Q: Tell me about the poems “Current Events” and “The Sash of Time.” Are they stand alone, or part of a larger structure?
A: These two poems will probably form part of a larger structure – I’ll see over time if they might comprise a section of a book. This seems the most likely, given the way my books have materialized to date.
My writing process over the last number of years is quite different from the first few years I was writing. Early on I had more time on a regular basis to engage in my own work, much less so now. This makes for a curious objectivity. It has been several months since I last did any writing, so I’ll find out (soon, I hope) when I get back into it if there is a renewed energy to carry on with some of the directions I’ve taken.

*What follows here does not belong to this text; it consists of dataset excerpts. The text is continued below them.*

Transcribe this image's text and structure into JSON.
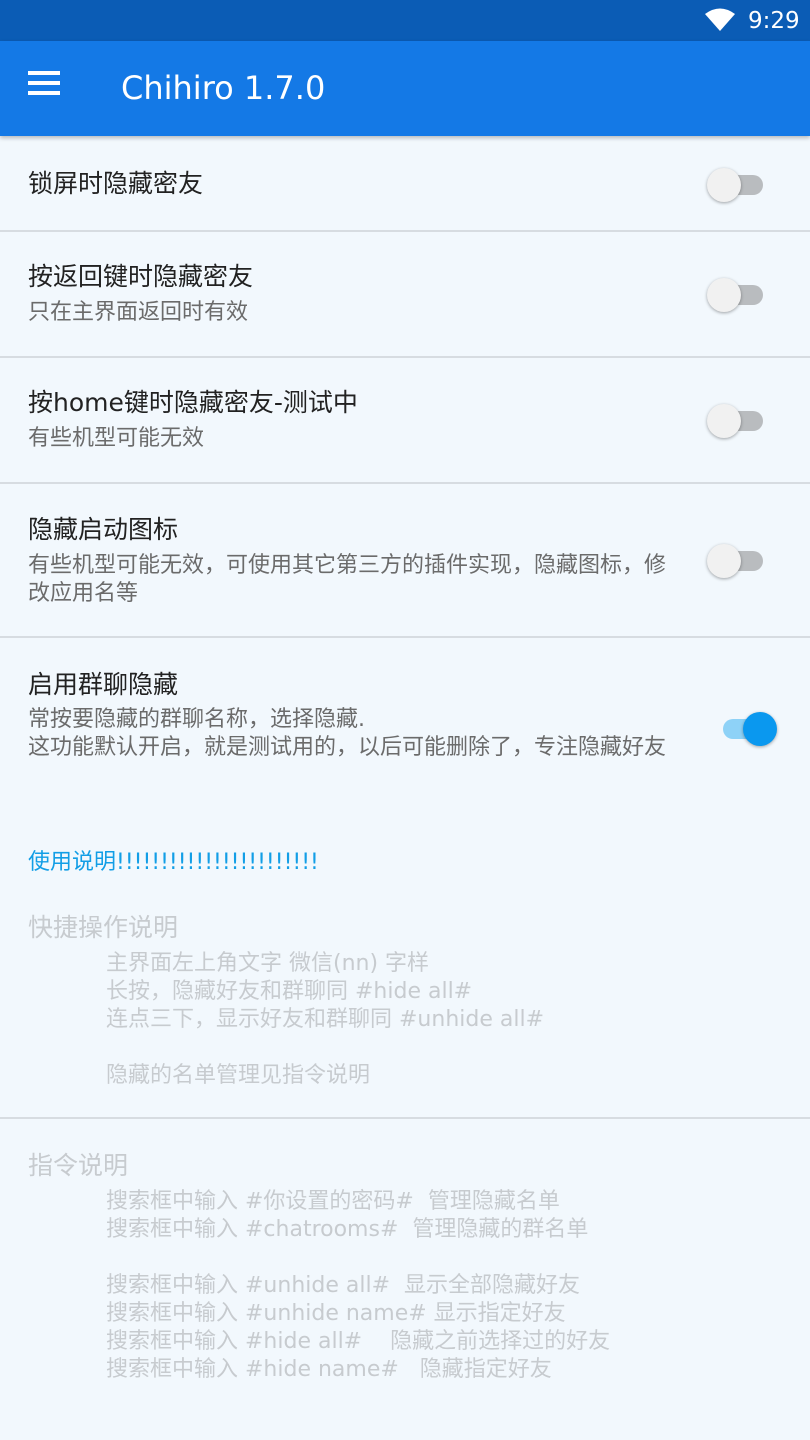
{
  "status_bar": {
    "time": "9:29",
    "wifi_icon": "wifi-icon"
  },
  "app_bar": {
    "title": "Chihiro  1.7.0",
    "menu_icon": "hamburger-menu-icon"
  },
  "settings": [
    {
      "title": "锁屏时隐藏密友",
      "summary": "",
      "enabled": false
    },
    {
      "title": "按返回键时隐藏密友",
      "summary": "只在主界面返回时有效",
      "enabled": false
    },
    {
      "title": "按home键时隐藏密友-测试中",
      "summary": "有些机型可能无效",
      "enabled": false
    },
    {
      "title": "隐藏启动图标",
      "summary": "有些机型可能无效，可使用其它第三方的插件实现，隐藏图标，修改应用名等",
      "enabled": false
    },
    {
      "title": "启用群聊隐藏",
      "summary": "常按要隐藏的群聊名称，选择隐藏.\n这功能默认开启，就是测试用的，以后可能删除了，专注隐藏好友",
      "enabled": true
    }
  ],
  "usage_link": "使用说明!!!!!!!!!!!!!!!!!!!!!!!",
  "quick_ops": {
    "heading": "快捷操作说明",
    "lines": [
      "主界面左上角文字 微信(nn) 字样",
      "长按，隐藏好友和群聊同 #hide all#",
      "连点三下，显示好友和群聊同 #unhide all#",
      "隐藏的名单管理见指令说明"
    ]
  },
  "commands": {
    "heading": "指令说明",
    "lines": [
      "搜索框中输入 #你设置的密码#  管理隐藏名单",
      "搜索框中输入 #chatrooms#  管理隐藏的群名单",
      "搜索框中输入 #unhide all#  显示全部隐藏好友",
      "搜索框中输入 #unhide name# 显示指定好友",
      "搜索框中输入 #hide all#    隐藏之前选择过的好友",
      "搜索框中输入 #hide name#   隐藏指定好友"
    ]
  },
  "colors": {
    "status_bar": "#0b5cb5",
    "app_bar": "#1479e6",
    "switch_on": "#0a98ef",
    "link": "#129ee6"
  }
}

Q: Finally, who do you read to reenergize your work? What writers or writing can’t you help but return to?
A: Under a broad umbrella I’d include the meditations of Gertrude Stein and Michael Palmer, John Ashbery for his humour, abandon and total immersion, Elizabeth Bishop for her seeming simplicity and the particular ‘rightness’ to her phrasing and imagery. I’ve been recently rereading older books by Clark Coolidge – including At Egypt and The Crystal Text – but also his more recent 88 Sonnets. Outside of poetry I’ve always been interested in non-fiction. I’ve been dipping back into a large volume titled A Universal History of Numbers by Georges Ifrah and some of Guy Davenport’s essays in The Geography of the Imagination.